Twitter posted a filing on Thursday with the SEC, confirming that it wants to sell 70 million shares in its initial public offering. The price of the share is expected to be pegged anywhere between $17 and $20 which means that the company could raise up to $1.4bn.
That amounts to 13% of Twitter and slaps a potential $11bn price tag on the popular micro blogging website. Analysts have noted that Twitter's valuation was lower than expected, possibly because the company wants to avoid the fate of Facebook.
When the latter went for a higher than expected $38 per share, the stock rose by nearly 20% before dropping significantly, although the share price is now well above the initial value, very near to its all time high of $54.83.
The SEC filing contains a number of key statistics like the fact that Twitter has 232 million monthly active users and more than 100 million daily active users that generate more than 500 million Tweets per day.
Three quarters of its monthly active users access Twitter from a mobile device with more than two thirds of the company's advertising revenue coming from mobiles and tablets.
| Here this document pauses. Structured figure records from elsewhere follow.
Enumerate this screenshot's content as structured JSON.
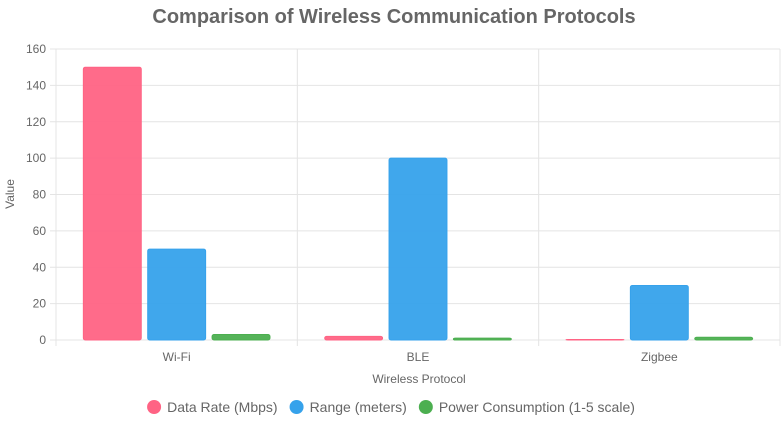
{
  "chart_data": {
    "type": "bar",
    "title": "Comparison of Wireless Communication Protocols",
    "xlabel": "Wireless Protocol",
    "ylabel": "Value",
    "categories": [
      "Wi-Fi",
      "BLE",
      "Zigbee"
    ],
    "ylim": [
      0,
      160
    ],
    "yticks": [
      0,
      20,
      40,
      60,
      80,
      100,
      120,
      140,
      160
    ],
    "grid": true,
    "legend_position": "bottom",
    "series": [
      {
        "name": "Data Rate (Mbps)",
        "values": [
          150,
          2,
          0.25
        ],
        "color": "#ff6384"
      },
      {
        "name": "Range (meters)",
        "values": [
          50,
          100,
          30
        ],
        "color": "#36a2eb"
      },
      {
        "name": "Power Consumption (1-5 scale)",
        "values": [
          3,
          1,
          1.5
        ],
        "color": "#4caf50"
      }
    ]
  }
}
It also reveals that Tweets have appeared on more than one million third-party websites and that there were a staggering 48 billion online impressions of Tweets from its properties.
While impressive, these data can't hide the fact that Twitter is still in the red, losing $69m in the first half of 2013, on revenues of $254m and relying too much on advertising on its website (currently 85%). Crucially, net loss nearly doubled in the first nine months of 2013 compared to the same period last year.